Because the pictures were attached in each corner with four white tabs that looked like miniature envelopes with their flaps open, she could easily take them out, turn them over, and sound out the names and dates and locations that were handwritten on the back with gold ink in Grammy’s fine cursive script. The lines had lots of loopty loos and curly q’s that Imogen tried once to copy with a crayon on a piece of paper but could never get to look quite the same.
There were pictures of frowning babies and squirmy toddlers propped up on divans—boys and girls alike dressed up in frilly, white lace gowns and buttoned up leather shoes.

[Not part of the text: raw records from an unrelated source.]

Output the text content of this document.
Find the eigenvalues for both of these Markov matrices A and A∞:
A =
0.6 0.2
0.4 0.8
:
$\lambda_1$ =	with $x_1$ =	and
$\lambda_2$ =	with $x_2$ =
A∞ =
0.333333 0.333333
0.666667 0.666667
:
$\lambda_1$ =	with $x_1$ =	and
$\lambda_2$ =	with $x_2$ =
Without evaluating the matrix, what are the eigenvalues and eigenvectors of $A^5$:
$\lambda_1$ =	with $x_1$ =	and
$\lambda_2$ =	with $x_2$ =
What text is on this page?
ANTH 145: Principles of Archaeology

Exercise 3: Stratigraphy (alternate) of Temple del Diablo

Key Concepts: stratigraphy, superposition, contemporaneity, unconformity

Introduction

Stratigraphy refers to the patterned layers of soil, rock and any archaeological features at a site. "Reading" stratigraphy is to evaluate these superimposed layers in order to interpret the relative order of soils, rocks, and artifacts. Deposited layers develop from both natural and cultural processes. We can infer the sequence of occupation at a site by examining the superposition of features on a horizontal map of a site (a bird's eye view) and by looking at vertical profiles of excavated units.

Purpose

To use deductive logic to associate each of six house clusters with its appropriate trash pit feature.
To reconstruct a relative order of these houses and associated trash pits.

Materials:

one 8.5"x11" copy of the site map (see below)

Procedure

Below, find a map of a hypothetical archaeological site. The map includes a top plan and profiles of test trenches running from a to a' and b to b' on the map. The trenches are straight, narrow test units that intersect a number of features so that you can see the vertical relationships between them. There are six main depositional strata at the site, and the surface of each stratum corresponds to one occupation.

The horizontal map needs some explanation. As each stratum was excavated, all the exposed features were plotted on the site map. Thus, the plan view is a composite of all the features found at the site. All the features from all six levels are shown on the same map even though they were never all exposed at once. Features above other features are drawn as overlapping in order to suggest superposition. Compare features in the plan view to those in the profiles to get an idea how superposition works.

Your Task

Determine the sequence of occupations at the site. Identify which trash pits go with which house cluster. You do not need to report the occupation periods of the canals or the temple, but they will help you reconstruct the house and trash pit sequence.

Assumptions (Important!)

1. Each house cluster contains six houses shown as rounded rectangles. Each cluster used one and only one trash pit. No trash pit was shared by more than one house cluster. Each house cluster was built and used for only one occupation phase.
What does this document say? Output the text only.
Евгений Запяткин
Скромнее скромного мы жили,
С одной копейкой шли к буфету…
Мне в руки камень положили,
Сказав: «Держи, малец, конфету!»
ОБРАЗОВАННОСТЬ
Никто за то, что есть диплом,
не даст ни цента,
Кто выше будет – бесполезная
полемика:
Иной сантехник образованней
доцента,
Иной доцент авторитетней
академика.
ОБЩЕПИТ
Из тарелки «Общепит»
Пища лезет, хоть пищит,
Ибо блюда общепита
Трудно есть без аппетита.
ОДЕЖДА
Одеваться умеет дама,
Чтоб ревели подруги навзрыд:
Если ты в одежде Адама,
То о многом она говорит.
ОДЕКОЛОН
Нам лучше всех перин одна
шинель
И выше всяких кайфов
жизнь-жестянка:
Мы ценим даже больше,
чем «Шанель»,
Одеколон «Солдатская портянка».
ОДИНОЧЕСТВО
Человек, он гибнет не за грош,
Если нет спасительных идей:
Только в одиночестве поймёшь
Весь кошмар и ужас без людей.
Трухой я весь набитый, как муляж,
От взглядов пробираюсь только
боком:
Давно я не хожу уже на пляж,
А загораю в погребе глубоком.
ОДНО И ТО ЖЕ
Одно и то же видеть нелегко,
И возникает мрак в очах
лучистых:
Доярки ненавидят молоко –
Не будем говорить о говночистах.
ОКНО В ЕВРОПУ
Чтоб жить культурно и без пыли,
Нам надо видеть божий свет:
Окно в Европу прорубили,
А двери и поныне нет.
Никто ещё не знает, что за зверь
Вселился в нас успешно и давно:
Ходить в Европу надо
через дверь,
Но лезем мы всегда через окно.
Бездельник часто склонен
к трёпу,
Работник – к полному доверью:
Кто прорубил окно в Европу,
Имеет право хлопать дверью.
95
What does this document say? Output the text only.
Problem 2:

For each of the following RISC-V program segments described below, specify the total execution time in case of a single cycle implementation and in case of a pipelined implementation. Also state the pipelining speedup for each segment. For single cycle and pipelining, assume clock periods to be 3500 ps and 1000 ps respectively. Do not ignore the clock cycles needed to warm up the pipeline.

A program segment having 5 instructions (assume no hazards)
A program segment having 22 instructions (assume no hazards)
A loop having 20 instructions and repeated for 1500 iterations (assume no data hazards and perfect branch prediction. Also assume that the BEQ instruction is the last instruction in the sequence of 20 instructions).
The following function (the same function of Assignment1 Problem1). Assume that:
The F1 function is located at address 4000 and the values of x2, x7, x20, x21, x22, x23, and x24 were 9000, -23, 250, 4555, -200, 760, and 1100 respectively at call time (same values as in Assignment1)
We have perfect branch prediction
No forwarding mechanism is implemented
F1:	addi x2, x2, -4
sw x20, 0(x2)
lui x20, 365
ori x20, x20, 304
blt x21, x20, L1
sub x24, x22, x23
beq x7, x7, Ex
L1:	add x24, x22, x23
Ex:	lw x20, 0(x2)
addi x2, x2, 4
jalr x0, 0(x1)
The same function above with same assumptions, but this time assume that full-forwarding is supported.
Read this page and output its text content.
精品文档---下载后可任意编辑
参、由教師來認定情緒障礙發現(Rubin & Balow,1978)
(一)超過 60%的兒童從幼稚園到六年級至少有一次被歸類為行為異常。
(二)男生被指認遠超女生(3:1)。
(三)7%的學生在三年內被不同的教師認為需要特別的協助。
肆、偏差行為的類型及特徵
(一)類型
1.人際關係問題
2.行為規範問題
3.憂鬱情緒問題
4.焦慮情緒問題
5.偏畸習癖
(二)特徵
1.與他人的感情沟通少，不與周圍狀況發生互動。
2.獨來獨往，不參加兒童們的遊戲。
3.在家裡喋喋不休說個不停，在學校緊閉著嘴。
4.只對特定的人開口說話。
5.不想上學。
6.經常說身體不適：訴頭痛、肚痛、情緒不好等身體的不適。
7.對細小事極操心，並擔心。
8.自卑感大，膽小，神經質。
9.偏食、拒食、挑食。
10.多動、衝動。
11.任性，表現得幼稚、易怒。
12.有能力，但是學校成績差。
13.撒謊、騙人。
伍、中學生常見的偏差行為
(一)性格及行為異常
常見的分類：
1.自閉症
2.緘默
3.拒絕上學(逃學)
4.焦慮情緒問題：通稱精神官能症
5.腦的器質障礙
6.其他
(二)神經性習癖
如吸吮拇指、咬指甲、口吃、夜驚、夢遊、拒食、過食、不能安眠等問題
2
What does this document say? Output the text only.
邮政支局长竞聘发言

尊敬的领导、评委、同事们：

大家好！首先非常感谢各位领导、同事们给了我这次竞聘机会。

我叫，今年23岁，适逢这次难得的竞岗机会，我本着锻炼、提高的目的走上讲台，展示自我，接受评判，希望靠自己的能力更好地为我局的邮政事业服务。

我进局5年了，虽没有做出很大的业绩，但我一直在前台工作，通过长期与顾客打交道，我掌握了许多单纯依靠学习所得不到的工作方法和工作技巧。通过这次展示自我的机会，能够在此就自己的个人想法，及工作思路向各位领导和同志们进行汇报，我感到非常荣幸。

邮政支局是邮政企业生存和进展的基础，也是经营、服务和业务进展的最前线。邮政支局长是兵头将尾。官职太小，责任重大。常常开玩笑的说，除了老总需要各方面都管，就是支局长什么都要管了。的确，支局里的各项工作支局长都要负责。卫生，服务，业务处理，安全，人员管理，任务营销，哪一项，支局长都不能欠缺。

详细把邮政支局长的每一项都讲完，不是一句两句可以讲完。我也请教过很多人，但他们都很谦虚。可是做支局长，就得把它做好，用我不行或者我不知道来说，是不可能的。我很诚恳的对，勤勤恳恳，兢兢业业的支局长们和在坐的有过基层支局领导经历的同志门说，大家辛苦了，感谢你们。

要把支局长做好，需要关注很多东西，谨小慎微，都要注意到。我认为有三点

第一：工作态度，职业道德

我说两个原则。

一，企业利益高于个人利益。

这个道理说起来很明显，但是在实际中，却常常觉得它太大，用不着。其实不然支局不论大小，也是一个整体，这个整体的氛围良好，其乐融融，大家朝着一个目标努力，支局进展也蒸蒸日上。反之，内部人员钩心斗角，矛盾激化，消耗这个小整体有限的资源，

There were a few candid street scene photos with blurry carriages, and buggies and horses going by, and even the turn-of the-century equivalent of today’s photo bomb, a youth speeding through the photo’s background on an old time bicycle waving his hand behind a smiling Grammy in the foreground, a young girl of 18; and a later one of her looking as dour as the rest of the relatives did in a studio posed photograph with Grandpa on their wedding day. There were even a couple of really, really old pictures, ones that were so faded out you could scarcely see the faces on the small pieces of metal.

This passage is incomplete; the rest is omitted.